La souveraineté nationale intacte

Les prétendues obligations des signataires du pacte vis-à-vis de l’ONU et la perte de souveraineté qui en découle sont infondées. Le préambule du document dispose que “Le présent Pacte mondial établit un cadre de coopération juridiquement non contraignant,” c’est-à-dire qu’aucun signataire ne peut se voir légalement obligé de suivre une des mesures du pacte.

Selon Jürg Lauber, l’ambassadeur de Suisse à l’ONU et cofacilitateur du pacte migratoire, “le pacte ne prescrit pas aux états la manière d’atteindre ses objectifs. Les états sont libres de choisir une implémentation en accord avec leurs priorités”.

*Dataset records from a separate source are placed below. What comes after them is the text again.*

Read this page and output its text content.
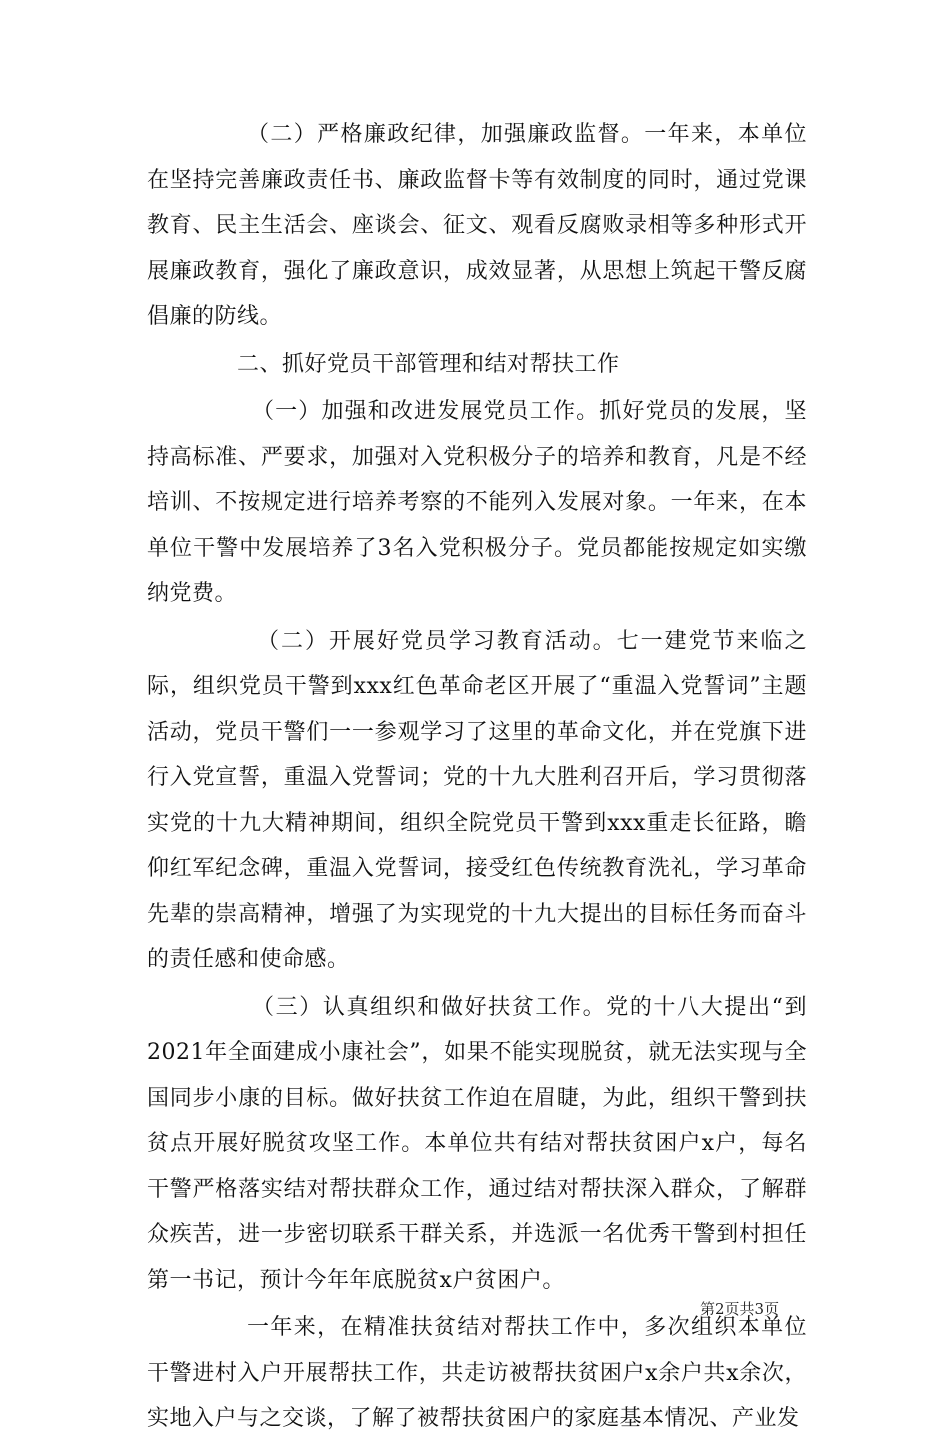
（二）严格廉政纪律，加强廉政监督。一年来，本单位在坚持完善廉政责任书、廉政监督卡等有效制度的同时，通过党课教育、民主生活会、座谈会、征文、观看反腐败录相等多种形式开展廉政教育，强化了廉政意识，成效显著，从思想上筑起干警反腐倡廉的防线。

二、抓好党员干部管理和结对帮扶工作

（一）加强和改进发展党员工作。抓好党员的发展，坚持高标准、严要求，加强对入党积极分子的培养和教育，凡是不经培训、不按规定进行培养考察的不能列入发展对象。一年来，在本单位干警中发展培养了3名入党积极分子。党员都能按规定如实缴纳党费。

（二）开展好党员学习教育活动。七一建党节来临之际，组织党员干警到xxx红色革命老区开展了“重温入党誓词”主题活动，党员干警们一一参观学习了这里的革命文化，并在党旗下进行入党宣誓，重温入党誓词；党的十九大胜利召开后，学习贯彻落实党的十九大精神期间，组织全院党员干警到xxx重走长征路，瞻仰红军纪念碑，重温入党誓词，接受红色传统教育洗礼，学习革命先辈的崇高精神，增强了为实现党的十九大提出的目标任务而奋斗的责任感和使命感。

（三）认真组织和做好扶贫工作。党的十八大提出“到2021年全面建成小康社会”，如果不能实现脱贫，就无法实现与全国同步小康的目标。做好扶贫工作迫在眉睫，为此，组织干警到扶贫点开展好脱贫攻坚工作。本单位共有结对帮扶贫困户x户，每名干警严格落实结对帮扶群众工作，通过结对帮扶深入群众，了解群众疾苦，进一步密切联系干群关系，并选派一名优秀干警到村担任第一书记，预计今年年底脱贫x户贫困户。

一年来，在精准扶贫结对帮扶工作中，多次组织本单位干警进村入户开展帮扶工作，共走访被帮扶贫困户x余户共x余次，实地入户与之交谈，了解了被帮扶贫困户的家庭基本情况、产业发

第2页共3页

Leonard Doyle, porte-parole de l’Organisation internationale pour les migrations, a réaffirmé à l’AFP ce qui avait été affirmé par la représentante spéciale du secrétaire général de l’ONU pour les migrations, Louise Arbour, selon laquelle le pacte migratoire “ne change rien au droit de la gestion des frontières. Il espère inculquer un peu d’ordre aux mouvements transfrontaliers afin qu’ils soient moins chaotiques et moins problématiques pour les gouvernements.

En 2016, les 193 États membres de l’ONU ont signé la Déclaration de New York, qui prévoyait la création d’un accord migratoire. Depuis, les États-Unis ont refusé de signer le pacte migratoire, et la Hongrie et l’Autriche sont revenus sur leur participation après l’avoir signé.